By Paul Morgan, editor of Rugby World

I know it is the 100th anniversary of France’s entry into the Championship but did Wales’ really have to give them two birthday presents so they could win this match…surely one should be enough.
Those two presents came in the shape of two tries in the first half, James Hook being intercepted by Alexis Palisson in the sixth minute and Shane Williams repeating the trick, this time to gift Trinh-Duc a score after 40 minutes. They gifted France this game and I would imagine Warren Gatland and Shaun Edwards will be spitting blood after this performances.
Those presents were of course caused in part by France’s suffocating defence in the first 40 minutes, but England will be buoyed by the way France ran out of steam in the second half and were suddenly not coming off the line so quickly and were not putting in the big hits. They clearly don’t have the fitness to keep that level of defensive performance – masterminded by Englishman Dave Ellis – up for 80 minutes.
In addition to the two first-half tries that took France 20-0 ahead the Welsh error count soared, well past 25 – far too many of any international side to incur if they hoped to win.
Wales should be commended by the way they roared back in the second half and the door was open midway through the half when Morgan Parra was sin-binned for slapping the ball down, with the score at 13-20.
Wales had one or two chances to draw level but weren’t clincial enough and Shane Williams’ sensational try was too little too late, but it was a magnificent score the same!
Stephen Jones had another accomplished display at outside-half and if only Wales could have got the ball in the hands of their flying wings – Shane Williams and Leigh Halfpenny – more often they would have been home and hosed.
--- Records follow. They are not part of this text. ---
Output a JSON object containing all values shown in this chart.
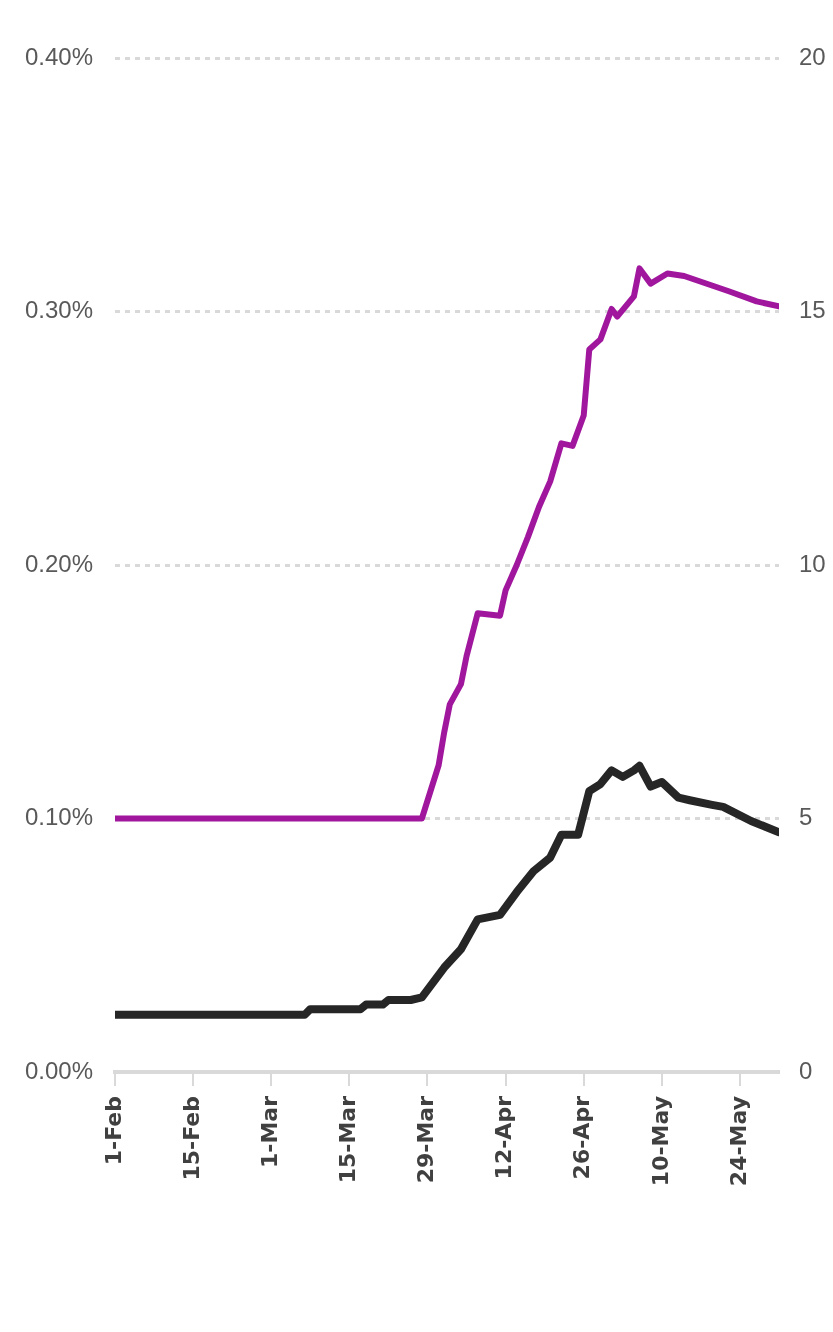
{
  "chart_data": {
    "type": "line",
    "xlim": [
      "--02-01",
      "--05-31"
    ],
    "xticks": [
      {
        "value": "--02-01",
        "label": "1-Feb"
      },
      {
        "value": "--02-15",
        "label": "15-Feb"
      },
      {
        "value": "--03-01",
        "label": "1-Mar"
      },
      {
        "value": "--03-15",
        "label": "15-Mar"
      },
      {
        "value": "--03-29",
        "label": "29-Mar"
      },
      {
        "value": "--04-12",
        "label": "12-Apr"
      },
      {
        "value": "--04-26",
        "label": "26-Apr"
      },
      {
        "value": "--05-10",
        "label": "10-May"
      },
      {
        "value": "--05-24",
        "label": "24-May"
      }
    ],
    "ylim": [
      0,
      0.4
    ],
    "yticks": [
      {
        "value": 0,
        "label": "0.00%"
      },
      {
        "value": 0.1,
        "label": "0.10%"
      },
      {
        "value": 0.2,
        "label": "0.20%"
      },
      {
        "value": 0.3,
        "label": "0.30%"
      },
      {
        "value": 0.4,
        "label": "0.40%"
      }
    ],
    "y2lim": [
      0,
      20
    ],
    "y2ticks": [
      0,
      5,
      10,
      15,
      20
    ],
    "grid": "y",
    "legend": false,
    "marker": "none",
    "line_style": "solid",
    "series": [
      {
        "color": "#a0179e",
        "x": [
          "--02-01",
          "--03-28",
          "--03-31",
          "--04-01",
          "--04-02",
          "--04-04",
          "--04-05",
          "--04-07",
          "--04-11",
          "--04-12",
          "--04-14",
          "--04-16",
          "--04-18",
          "--04-20",
          "--04-22",
          "--04-24",
          "--04-26",
          "--04-27",
          "--04-29",
          "--05-01",
          "--05-02",
          "--05-05",
          "--05-06",
          "--05-08",
          "--05-11",
          "--05-14",
          "--05-22",
          "--05-27",
          "--05-31"
        ],
        "values": [
          0.1,
          0.1,
          0.121,
          0.134,
          0.145,
          0.153,
          0.164,
          0.181,
          0.18,
          0.19,
          0.2,
          0.211,
          0.223,
          0.233,
          0.248,
          0.247,
          0.259,
          0.285,
          0.289,
          0.301,
          0.298,
          0.306,
          0.317,
          0.311,
          0.315,
          0.314,
          0.308,
          0.304,
          0.302
        ]
      },
      {
        "color": "#262626",
        "axis": "y2",
        "x": [
          "--02-01",
          "--03-07",
          "--03-08",
          "--03-17",
          "--03-18",
          "--03-21",
          "--03-22",
          "--03-26",
          "--03-28",
          "--04-01",
          "--04-04",
          "--04-07",
          "--04-11",
          "--04-14",
          "--04-17",
          "--04-20",
          "--04-22",
          "--04-25",
          "--04-27",
          "--04-29",
          "--05-01",
          "--05-03",
          "--05-05",
          "--05-06",
          "--05-08",
          "--05-10",
          "--05-13",
          "--05-15",
          "--05-19",
          "--05-21",
          "--05-26",
          "--05-31"
        ],
        "values": [
          1.13,
          1.13,
          1.24,
          1.24,
          1.33,
          1.33,
          1.42,
          1.42,
          1.47,
          2.06,
          2.42,
          3.01,
          3.1,
          3.55,
          3.96,
          4.23,
          4.68,
          4.68,
          5.54,
          5.68,
          5.95,
          5.82,
          5.95,
          6.04,
          5.63,
          5.72,
          5.41,
          5.36,
          5.27,
          5.23,
          4.95,
          4.73
        ]
      }
    ]
  }
}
But in reality the French defence stopped them and when Wales switched tactics in the second half, grinding it through the middle, finding the wings was even harder.
Wales should be commended for their performance as they were missing a number of players including Gethin Jenkins, Alun Wyn Jones and Mike Phillips, and they know they are building a good side ahead of the World Cup.
But you’ll beat no one if you only play for 40 minutes.
What a cracking game though so don’t let England and Italy convince you kicking is the future – it isn’t!

My man of the Match: Bradley Davies

  • Anthony

    “But England will be buoyed by the way France ran out of steam in the second half”

    I find that comment a bit harsh if you ask me. Yes France was not at their best. I would call that a bad day at the office. Two tries thanks to two gifts from Wales? Wrong. I agree that France’s two tries were not built. They were just opportunities taken clinically taken.

    However, France created these two opportunities. It is easy to say that France won thanks to Wales mistakes. There was a french player ready to take these interceptions. Pallison could have been on his line to defend…but he took the gamble to step forward in case… and it paid off. Trihn-Duc could knocked the ball on but he didn’t. The first half was a display of clinical finish by France.

    That being said, Wales was the team of the second half and everybody knows that they are never as dangerous as when they are back to the wall. Everybody knows they play with their heart and their two tries showed just that. However, and despite a moment of panic, Michallak steadied the ship and France closed the game. You can’t always play beautifully but great teams know how to win even when having a bad day. It might just show that France finally overcame that mental block: they didn’t collapse under pressure.